Joined: Nov 30, 2004
Posts: 284

Hello again Pawel

You wrote:
In my opinion this is not fair. I recently got 44 points for locking. I had some assumptions, which I documented, like only one lock per client, not taking care of the stalelocks. If locking is tested as black box, then these assumptions might be taken as errors, which is inappropriate, since they are mentioned in choices.txt.


When a i said: 'all my work and effort become a black box ' I was talking about the 'consume some CPU cycles' issue.
IMO this is very difficult to know in a automatic test.
Regards, Ori
[ April 04, 2006: Message edited by: Oricio Ocle ]
Sergey Zolotaryov
Greenhorn

Joined: Mar 14, 2006
Posts: 26
I do not synchronize any data access methods in my solution. For the purposes of record locking I used a LockManager, which utilizes ReentrantLock and Condition for record locking/unlocking and a map of Long -recordNumber and Cookie objects, which store cookie values, conditions and number of threads waiting for a particular record.
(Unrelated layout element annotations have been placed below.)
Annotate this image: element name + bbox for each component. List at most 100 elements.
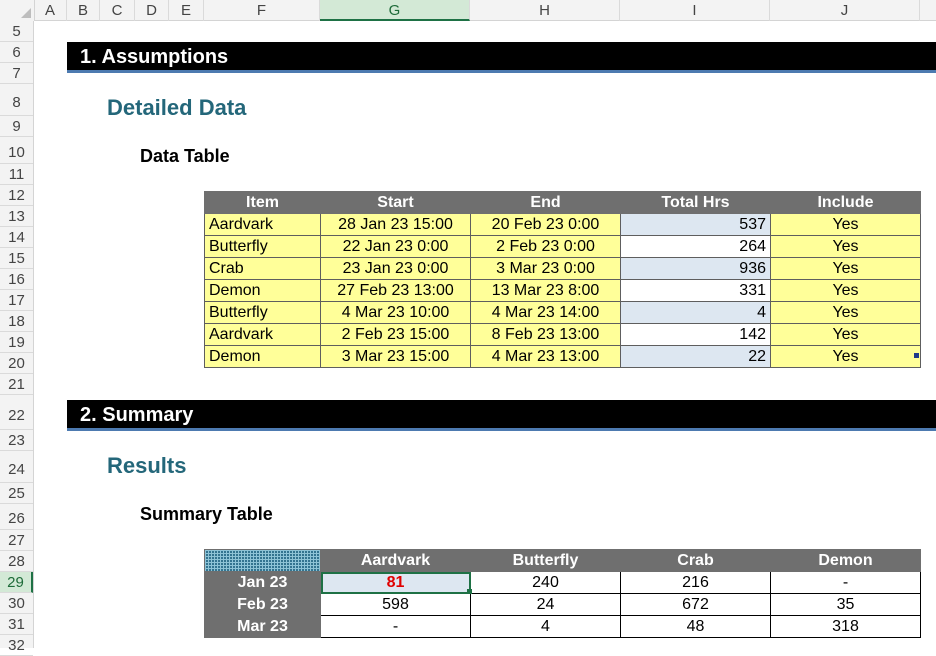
row-header[interactable]: 25 bbox=[0, 483, 33, 504]
data-table: Item Start End Total Hrs Include Aardvar… bbox=[204, 191, 921, 368]
column-header-i[interactable]: I bbox=[620, 0, 770, 21]
cell-start[interactable]: 2 Feb 23 15:00 bbox=[320, 323, 471, 346]
row-header[interactable]: 23 bbox=[0, 430, 33, 451]
row-header[interactable]: 28 bbox=[0, 551, 33, 572]
cell-start[interactable]: 3 Mar 23 15:00 bbox=[320, 345, 471, 368]
cell-item[interactable]: Aardvark bbox=[204, 323, 321, 346]
column-header-h[interactable]: H bbox=[470, 0, 620, 21]
fill-handle[interactable] bbox=[467, 589, 472, 594]
row-header[interactable]: 12 bbox=[0, 185, 33, 206]
row-header[interactable]: 27 bbox=[0, 530, 33, 551]
cell-item[interactable]: Demon bbox=[204, 279, 321, 302]
row-header[interactable]: 29 bbox=[0, 572, 33, 593]
section-banner-summary: 2. Summary bbox=[67, 400, 936, 431]
cell-total-hrs[interactable]: 22 bbox=[620, 345, 771, 368]
section-banner-assumptions: 1. Assumptions bbox=[67, 42, 936, 73]
row-header[interactable]: 6 bbox=[0, 42, 33, 63]
row-header[interactable]: 13 bbox=[0, 206, 33, 227]
cell-end[interactable]: 8 Feb 23 13:00 bbox=[470, 323, 621, 346]
column-header-j[interactable]: J bbox=[770, 0, 920, 21]
summary-cell[interactable]: 216 bbox=[620, 571, 771, 594]
summary-cell[interactable]: 24 bbox=[470, 593, 621, 616]
column-header-d[interactable]: D bbox=[135, 0, 169, 21]
cell-item[interactable]: Demon bbox=[204, 345, 321, 368]
row-header[interactable]: 30 bbox=[0, 593, 33, 614]
cell-end[interactable]: 4 Mar 23 14:00 bbox=[470, 301, 621, 324]
row-header[interactable]: 11 bbox=[0, 164, 33, 185]
cell-total-hrs[interactable]: 936 bbox=[620, 257, 771, 280]
column-header-f[interactable]: F bbox=[204, 0, 320, 21]
row-header[interactable]: 21 bbox=[0, 374, 33, 395]
column-heading-include: Include bbox=[770, 191, 921, 214]
cell-start[interactable]: 27 Feb 23 13:00 bbox=[320, 279, 471, 302]
table-title-data-table: Data Table bbox=[140, 146, 230, 166]
row-header[interactable]: 5 bbox=[0, 21, 33, 42]
active-cell[interactable]: 81 bbox=[320, 571, 471, 594]
column-header-c[interactable]: C bbox=[100, 0, 135, 21]
row-header[interactable]: 16 bbox=[0, 269, 33, 290]
cell-start[interactable]: 4 Mar 23 10:00 bbox=[320, 301, 471, 324]
table-row: Crab 23 Jan 23 0:00 3 Mar 23 0:00 936 Ye… bbox=[204, 257, 921, 280]
cell-total-hrs[interactable]: 537 bbox=[620, 213, 771, 236]
cell-total-hrs[interactable]: 142 bbox=[620, 323, 771, 346]
row-header[interactable]: 19 bbox=[0, 332, 33, 353]
summary-cell[interactable]: 240 bbox=[470, 571, 621, 594]
cell-include[interactable]: Yes bbox=[770, 257, 921, 280]
cell-include[interactable]: Yes bbox=[770, 235, 921, 258]
column-header-e[interactable]: E bbox=[169, 0, 204, 21]
row-header[interactable]: 17 bbox=[0, 290, 33, 311]
summary-cell[interactable]: 48 bbox=[620, 615, 771, 638]
cell-include[interactable]: Yes bbox=[770, 213, 921, 236]
row-header[interactable]: 22 bbox=[0, 395, 33, 430]
cell-item[interactable]: Aardvark bbox=[204, 213, 321, 236]
row-header[interactable]: 10 bbox=[0, 137, 33, 164]
summary-cell[interactable]: - bbox=[770, 571, 921, 594]
column-header-b[interactable]: B bbox=[67, 0, 100, 21]
row-header[interactable]: 9 bbox=[0, 116, 33, 137]
cell-end[interactable]: 3 Mar 23 0:00 bbox=[470, 257, 621, 280]
cell-include[interactable]: Yes bbox=[770, 345, 921, 368]
table-row: Demon 27 Feb 23 13:00 13 Mar 23 8:00 331… bbox=[204, 279, 921, 302]
table-resize-handle[interactable] bbox=[914, 353, 919, 358]
row-header[interactable]: 8 bbox=[0, 84, 33, 116]
cell-end[interactable]: 13 Mar 23 8:00 bbox=[470, 279, 621, 302]
cell-start[interactable]: 22 Jan 23 0:00 bbox=[320, 235, 471, 258]
row-header[interactable]: 7 bbox=[0, 63, 33, 84]
summary-cell[interactable]: 672 bbox=[620, 593, 771, 616]
row-header[interactable]: 15 bbox=[0, 248, 33, 269]
cell-total-hrs[interactable]: 4 bbox=[620, 301, 771, 324]
summary-cell[interactable]: 35 bbox=[770, 593, 921, 616]
cell-end[interactable]: 2 Feb 23 0:00 bbox=[470, 235, 621, 258]
cell-item[interactable]: Butterfly bbox=[204, 235, 321, 258]
cell-total-hrs[interactable]: 331 bbox=[620, 279, 771, 302]
cell-start[interactable]: 23 Jan 23 0:00 bbox=[320, 257, 471, 280]
select-all-button[interactable] bbox=[0, 0, 35, 21]
row-header[interactable]: 18 bbox=[0, 311, 33, 332]
summary-cell[interactable]: - bbox=[320, 615, 471, 638]
cell-item[interactable]: Crab bbox=[204, 257, 321, 280]
row-header[interactable]: 31 bbox=[0, 614, 33, 635]
cell-start[interactable]: 28 Jan 23 15:00 bbox=[320, 213, 471, 236]
summary-table: Aardvark Butterfly Crab Demon Jan 23 81 … bbox=[204, 549, 921, 638]
column-header-a[interactable]: A bbox=[34, 0, 67, 21]
column-header-g[interactable]: G bbox=[320, 0, 470, 21]
select-all-icon bbox=[21, 8, 31, 18]
summary-cell[interactable]: 598 bbox=[320, 593, 471, 616]
cell-include[interactable]: Yes bbox=[770, 279, 921, 302]
row-header[interactable]: 32 bbox=[0, 635, 33, 656]
cell-include[interactable]: Yes bbox=[770, 301, 921, 324]
column-heading-item: Item bbox=[204, 191, 321, 214]
column-heading-crab: Crab bbox=[620, 549, 771, 572]
cell-total-hrs[interactable]: 264 bbox=[620, 235, 771, 258]
cell-end[interactable]: 20 Feb 23 0:00 bbox=[470, 213, 621, 236]
row-header[interactable]: 20 bbox=[0, 353, 33, 374]
cell-item[interactable]: Butterfly bbox=[204, 301, 321, 324]
column-heading-demon: Demon bbox=[770, 549, 921, 572]
summary-cell[interactable]: 4 bbox=[470, 615, 621, 638]
row-header[interactable]: 14 bbox=[0, 227, 33, 248]
cell-end[interactable]: 4 Mar 23 13:00 bbox=[470, 345, 621, 368]
cell-include[interactable]: Yes bbox=[770, 323, 921, 346]
summary-cell[interactable]: 318 bbox=[770, 615, 921, 638]
row-header[interactable]: 26 bbox=[0, 504, 33, 530]
row-header[interactable]: 24 bbox=[0, 451, 33, 483]
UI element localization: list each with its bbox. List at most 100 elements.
When a record is unlocked by some thread, it signals only to one thread, so that others "do not consume extra CPU cycles".

The file access part is synchronized through a read/write access pool (which a real database would use). This pool contains a number of readonly RAF instances and one RAF instance for writing. Every file access method, like find or read, or update, must obtain read of write access from this manager facility. So I can have multiple readers at the same time, which do not interfere with one another. Although on the file-system level its all the same, I mean that on windows each IO operation happens sequentially, but on a linux with RAID HDD this might be a bonus to the system's overall throughput. Write operations are the operations that really need to be synced, so when a write access is asked, it waits until all readers finish their jobs and then write access is granted.

This all sound too complicated, but the implementation is really a couple of lines for each access granting method Thanks to java.util.concurrent.ReentrantReadWriteLock, God bless the library authors.

As for the IOExceptions, I wrap them in unchecked and declare in the javadoc. With a little BUT. My business layer, which does the read/find/book stuff, catches these unchecked exceptions and re-throws them as checked ("unwraps" them). So my client does not have to rely on fuzzy assumptions and catches real IOExceptions. I think, my idea is good enough, what do you think?